Blue Coat Systems was successful in protecting its 75 million users from the latest attack launched by Shnakule.
Touted to be the largest malware network (malnet) on the Internet, Shnakule was thwarted by Blue Coat through its Blue Coat WebPulse.
Blue Coat Systems, a provider of Web security and WAN optimisation solutions, notes that it was preparing for this attack.
Tracking of the Shnakule infrastructure by Blue Coat Security Labs enabled WebPulse to identify the new threat and this approach can provide similar protection from other harmful cyber attacks.
"As noteworthy as this attack was, it is simply another traffic driver for a well-established malnet, providing further evidence that cyber criminals do not suddenly appear out of the woodwork to launch high profile attacks," said Dr. Tim van der Horst, senior malware researcher at Blue Coat Systems.

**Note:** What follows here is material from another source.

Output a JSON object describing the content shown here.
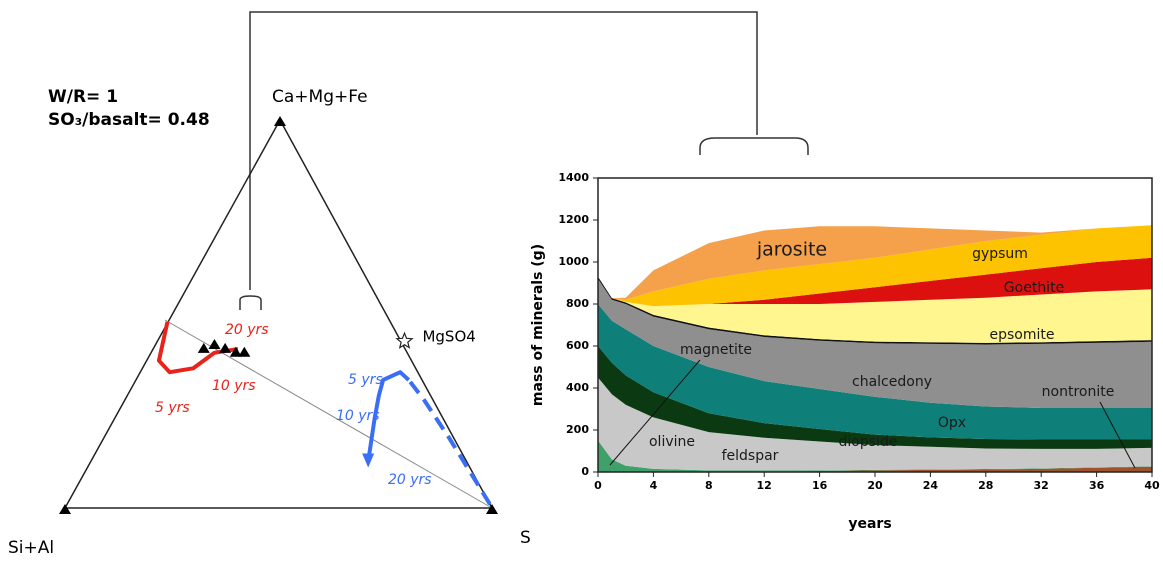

"The Shnakule infrastructure runs 24x7 and launches new attacks in an effort to infect new victims. WebPulse tracks malnet infrastructures to protect its users independently of the traffic-driving method du jour."
Collaborative defence provided through WebPulse enables Blue Coat to track more than 500 malnets and block access to the infrastructure that is used to serve new attacks.
The Shnakule malnet attack host was one of many malicious sites on a server that WebPulse had already categorised and blocked as a malware host. This proactive approach protected users from the attack that launched three days later.
Elaborating further on the attack episode, Blue Coat notes that the Shnakule network averages around 2,000 unique host names per day with as many as 5,708 in a single day. Although this network has traditionally been active with fake anti-virus attacks conducted via search engine poisoning, it has lately expanded into new types of attacks.
Blue Coat's WebPulse service logs more than 21,000 requests into that malnet on an average day. The malnet launched a malvertising attack in July 2011 and according to Blue Coat, it logged 15,000 user requests related to that attack.